Over the past few weekends I’ve been mildly entertained by a neighbour’s attempts to cut down a tree in his garden. The tree was probably deserving of the treatment; it was a straggly old conifer that had overstayed its welcome but the whole felling procedure – and believe me, the production was worthy of Cecil B de Mille – got me thinking about familiar landmarks and how I can use them in my writing to add some individuality as well as colour, texture and even humour. They don’t need to be large or dramatic, in fact, for our purposes, small is definitely beautiful. It’s all in the detail. Here’s a selection of sights that are familiar to me and probably surround us all in some shape or other:
- The green plastic bag that’s been stuck in that tree since forever.

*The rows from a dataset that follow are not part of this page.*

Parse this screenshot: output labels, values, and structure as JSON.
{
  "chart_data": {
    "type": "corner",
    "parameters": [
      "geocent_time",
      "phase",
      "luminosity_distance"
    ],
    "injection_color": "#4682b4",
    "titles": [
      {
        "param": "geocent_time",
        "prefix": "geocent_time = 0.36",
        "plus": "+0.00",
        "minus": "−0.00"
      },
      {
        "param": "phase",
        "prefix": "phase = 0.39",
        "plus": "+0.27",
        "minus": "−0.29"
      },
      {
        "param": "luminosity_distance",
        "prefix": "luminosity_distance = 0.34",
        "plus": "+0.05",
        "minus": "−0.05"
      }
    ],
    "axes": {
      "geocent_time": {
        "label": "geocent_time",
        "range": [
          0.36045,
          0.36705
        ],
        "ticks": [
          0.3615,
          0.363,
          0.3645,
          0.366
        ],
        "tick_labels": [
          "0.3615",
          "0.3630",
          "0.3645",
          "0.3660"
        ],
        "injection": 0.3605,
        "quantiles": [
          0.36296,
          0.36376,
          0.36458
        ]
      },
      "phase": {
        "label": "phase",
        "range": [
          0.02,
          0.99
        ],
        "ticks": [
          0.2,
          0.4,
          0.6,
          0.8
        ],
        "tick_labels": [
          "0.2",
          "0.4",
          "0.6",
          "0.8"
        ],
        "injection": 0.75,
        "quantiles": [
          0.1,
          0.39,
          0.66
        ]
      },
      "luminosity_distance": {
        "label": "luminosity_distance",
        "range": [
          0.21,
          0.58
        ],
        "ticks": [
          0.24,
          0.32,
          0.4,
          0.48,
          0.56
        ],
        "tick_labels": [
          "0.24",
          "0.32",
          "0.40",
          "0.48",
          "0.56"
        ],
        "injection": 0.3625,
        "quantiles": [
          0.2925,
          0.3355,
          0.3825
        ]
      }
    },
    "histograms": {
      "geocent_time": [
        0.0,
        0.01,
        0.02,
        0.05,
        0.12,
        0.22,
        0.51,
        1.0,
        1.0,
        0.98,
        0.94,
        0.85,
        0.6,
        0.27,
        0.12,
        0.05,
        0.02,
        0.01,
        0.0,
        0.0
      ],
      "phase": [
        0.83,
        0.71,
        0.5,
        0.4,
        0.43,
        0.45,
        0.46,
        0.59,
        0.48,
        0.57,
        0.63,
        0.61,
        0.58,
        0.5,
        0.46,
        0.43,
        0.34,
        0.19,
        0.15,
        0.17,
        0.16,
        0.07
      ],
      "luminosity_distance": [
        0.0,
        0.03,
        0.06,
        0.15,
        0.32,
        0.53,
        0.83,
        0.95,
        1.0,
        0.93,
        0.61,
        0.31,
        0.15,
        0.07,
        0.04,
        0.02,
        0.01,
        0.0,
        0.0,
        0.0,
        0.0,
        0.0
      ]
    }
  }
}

- The skeleton of the bicycle, no wheels, that’s been chained to the railings outside your office building through two summers and one winter.
- The warped and greasy sign in the barber’s window, advertising anti-macassar oil. Anti-macassar oil hasn’t been used since before the war. The First World War.
- The rusty supermarket trolley stuck in the bushes on the roundabout.
- A plate of pigs’ trotters in the butcher’s window.
- The petrol pump on the abandoned garage lot showing pre-decimal prices.
- A single child’s mitten stuck on top of a fence post and petrified almost to stone.
- The old man in the window of the care home you pass each morning on your way to school, sitting in the sunshine like a dusty houseplant.
The removal of the tree has changed my physical view of the landscape; I can see things I hadn’t noticed before. Not sure that I like this development yet, but it’s given me a different perspective on my immediate surroundings, and that can only be a good thing.